Insight into the lives of black and white colonial Americans has come from an unusual source, the lead in skeletons.
The bones were excavated from burial grounds dating from the seventeenth to nineteenth centuries in the states of Maryland, Virginia and Georgia. Their lead contents show the social and occupational status of the individuals, according to a team of researchers based at the University of Minnesota, the Smithsonian Institution in Washington DC and at the Research Centre for Archaeology at Yorktown, Virginia.
The bone analyses also suggest that some black slaves of prosperous white owners shared their master’s food and cooking equipment. But white servants of white farmers did not necessarily fare any better than black slaves or free blacks in rural America, says Dr. Arthur Aufderheide.
In today’s industrialized society, lead enters our bodies mostly from motor exhausts, from drinking water that has come into contact with old lead piping, from lead-based paints and from some industrial processes. In the UK and US the bones of an average individual have a lead burden of some 36 micrograms a gram of bone ash, according to one recent calculation.
In colonial America, this figure was often exceeded, Dr. Aufderheide says. This is because there was considerable exposure from lead-glazed ceramic and pewter containers used for storage, preparation and serving of food and beverages. But only the affluent could have afforded these particular household goods.
So the researchers reasoned that if they measured the lead content of bones from skeletons of black and white colonial Americans living away from urban centers, the results might reveal the social relationships among the families of the white owners and their slave and servant households.

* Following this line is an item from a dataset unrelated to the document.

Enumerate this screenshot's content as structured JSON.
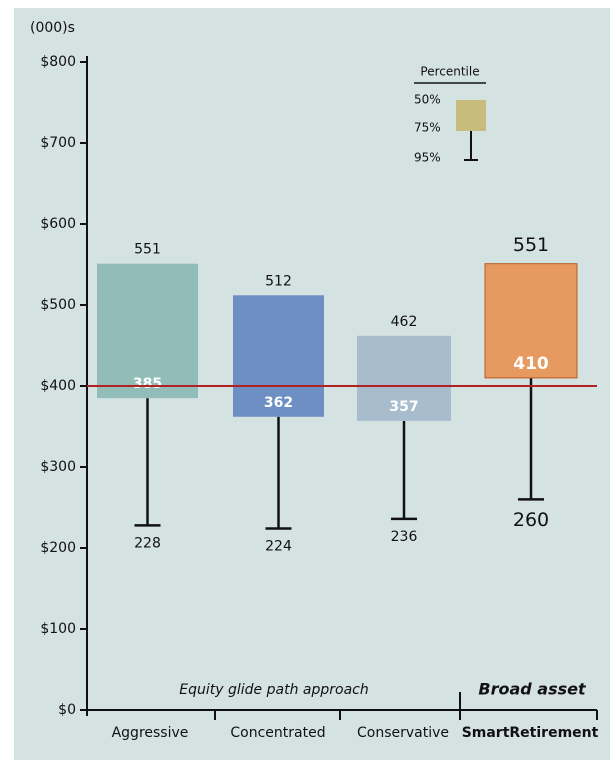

They had access to 82 skeletons that archaeologists had excavated from four burial sites. Two of the graveyards represent black populations. One was a slave labor force at a white-owned ironworks furnace near Frederick in Maryland. The other was a black artisan group, probably of free status, at College Landing in Virginia.
The two white colonial populations were from graveyards on plantations near Jamestown in Virginia and Savannah in Georgia.
Old censuses and estate records helped the archaeologists to identify the burials. Further clues to the status of some of the individuals were provided by the method of internment.
Among 16 adult furnace workers, the women had three times more lead in their bones than their menfolk (an average of 40.3 versus 14.1 micrograms per gram of bone ash). Dr. Aufderheide speculates that this may be because the women had access to their white owner’s kitchen and cooking equipment while engaged in domestic duties.
The black artisans from the College Landing burials, which date from 1790 to 1820, had a broad range of lead in their bones (the average among 14 adults was 42 micrograms, but four individuals had well over 50 micrograms of the metal. According to some, these relatively high values suggest that some free blacks enjoyed considerable economic success in the later days of the colonial period.
The burials on the white-owned plantations are more complicated. In general, however, the amounts of lead confirm the social status of the individuals with families sharing similar degrees of lead contamination.
White tenant farmers tended to have more lead in their bones than either free blacks or slaves but to have less than the wealthier plantation owners. Some white individuals had a lead burden of more than 100 micrograms.
An anomaly is a female aged 43 with more than 260 micrograms. This exceptionally high value could be explained, the researchers suggest, if she was a white servant, perhaps the family cook.
But generally, white servants had low amounts of lead, especially those working for white tenant farmers. Could this mean a domestic life sharply segregated from that of their employers?